The world of platform urbanism in seven chapters

The curators have invited more than 50 national and international experts to produce images and texts, short videos and podcasts for presentation in the Austrian pavilion and on the website. These contributions deal with questions of who participates in platform urbanism and in what way, and of the alternative paths (beyond online shopping, gig work and dating apps) we could take with digital platforms in order to make life in the city fairer.

Together with the invited experts the curators sketch the new world of platform urbanism in seven chapters. With Saskia Sassen, for example, they explore how technology firms are drastically changing life in global cities; with Edgar Pieterse, the director of the African Centre for Cities, they track the advance of digital platforms into African cities; with the urban researcher Vyjayanthi Rao they study the self-initiated public platforms that support social life in the undersupplied areas of Mumbai; with the architecture studio run by Teddy Cruz and Fonna Forman they try out educational platforms in the American-Mexican border region; and together with their many further guests they shed light on a wide range of facets of the convergence of platform technologies and urban development.

Access: Access is the new capital

The question of access is central to digital platforms: Who gains access to the possibilities offered by a platform and who is denied these services? Are we heading for a new class society in which differently equipped variants of urban space can be rented with different subscription packages?

Service city: city on demand?

Thanks to their capacity to synchronise data across large networks and numerous devices, platform-steered cities promise their residents optimal services. But what wasteful service worlds have to be developed so that everything is available on demand?

Scale: the collapse of scale

Platforms are increasingly replacing scale – a basic constant of architecture – with logistics, infrastructure and circulation. But can the finely tuned interplay of scaling, positioning and distribution in space really so easily be changed into a new form of living independent of social conventions, institutional frameworks and political traditions?

Emotions: the platform is my boyfriend

Platforms seduce us with a promise of proximity, intimacy and community. Affective computing and the personification of tech gadgets motivate us to form close ties to intelligent objects and platform environments. All this turns platforms into personal companions that help to communicate, record and evaluate our emotions – while extracting considerable profits. Can we really trust likes, followers and smileys to the same degree that we can trust our loved ones?

Circulation: monuments of circulation – “I” is everywhere

Platforms need clear signs of activity – tweets, comments, clicks and data traffic – in order to prove their success and their potential for investors and users. And in the urban space we see such activators, which seem like monuments to circulation: fleets of e-scooters at tourist sites, colourful slides in office environments, and DIY furniture in public space that are intended to promote activity. Doesn’t being permanently in motion also mean never arriving anywhere?
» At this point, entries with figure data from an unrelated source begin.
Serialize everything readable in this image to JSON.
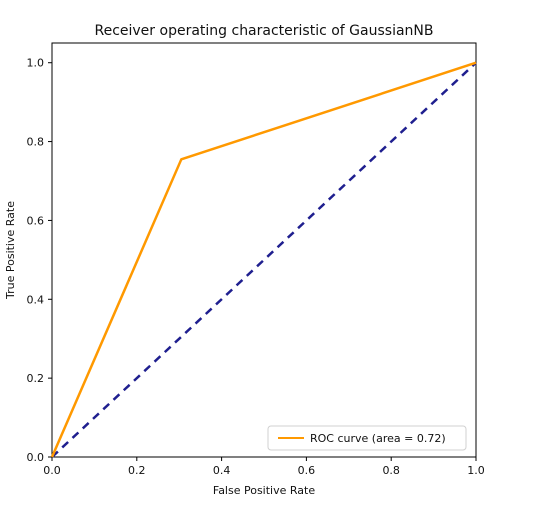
{
  "chart_data": {
    "type": "line",
    "title": "Receiver operating characteristic of GaussianNB",
    "xlabel": "False Positive Rate",
    "ylabel": "True Positive Rate",
    "xlim": [
      0.0,
      1.0
    ],
    "ylim": [
      0.0,
      1.05
    ],
    "xticks": [
      0.0,
      0.2,
      0.4,
      0.6,
      0.8,
      1.0
    ],
    "xtick_labels": [
      "0.0",
      "0.2",
      "0.4",
      "0.6",
      "0.8",
      "1.0"
    ],
    "yticks": [
      0.0,
      0.2,
      0.4,
      0.6,
      0.8,
      1.0
    ],
    "ytick_labels": [
      "0.0",
      "0.2",
      "0.4",
      "0.6",
      "0.8",
      "1.0"
    ],
    "grid": false,
    "legend_position": "lower right",
    "series": [
      {
        "name": "ROC curve (area = 0.72)",
        "color": "#ff9900",
        "style": "solid",
        "x": [
          0.0,
          0.305,
          1.0
        ],
        "y": [
          0.0,
          0.755,
          1.0
        ]
      },
      {
        "color": "#1f1f8f",
        "style": "dashed",
        "x": [
          0.0,
          1.0
        ],
        "y": [
          0.0,
          1.0
        ]
      }
    ]
  }
}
Data: data is relation not a property

The generation, recording and analysis of data are central to platform urbanism, and for this reason we have seen a rise of staged encounters that help to generate data – informal lounges in company environments, low-threshold meeting points in corridors and lobbies, relaxed roof terraces, free coffee bars. Who does the data belong to when it is generated by our relationships?
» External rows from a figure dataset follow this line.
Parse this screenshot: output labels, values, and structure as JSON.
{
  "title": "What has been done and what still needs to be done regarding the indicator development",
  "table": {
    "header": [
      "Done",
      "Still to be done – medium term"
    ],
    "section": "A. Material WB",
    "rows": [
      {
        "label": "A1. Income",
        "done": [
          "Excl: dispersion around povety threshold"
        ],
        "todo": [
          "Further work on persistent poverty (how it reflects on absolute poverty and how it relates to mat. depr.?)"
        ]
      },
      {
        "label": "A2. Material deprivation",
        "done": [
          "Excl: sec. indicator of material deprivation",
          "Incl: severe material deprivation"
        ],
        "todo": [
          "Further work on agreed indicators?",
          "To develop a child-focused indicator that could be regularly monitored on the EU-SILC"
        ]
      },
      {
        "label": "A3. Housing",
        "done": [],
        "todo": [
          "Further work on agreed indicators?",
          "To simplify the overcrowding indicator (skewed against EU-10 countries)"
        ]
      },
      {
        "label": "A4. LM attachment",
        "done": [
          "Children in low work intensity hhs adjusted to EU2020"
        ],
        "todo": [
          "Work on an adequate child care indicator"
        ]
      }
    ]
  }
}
The public sphere: the future is public

Platforms such as Twitter, Facebook, Snapchat and Instagram are means of mobilising and steering public communication. They stimulate our emotional and cognitive capacities in order to transform them into an informational commodity and use them privately. Can the city and its architecture withstand this attack on the public sphere? What is needed to make the quality of future living spaces a public matter again?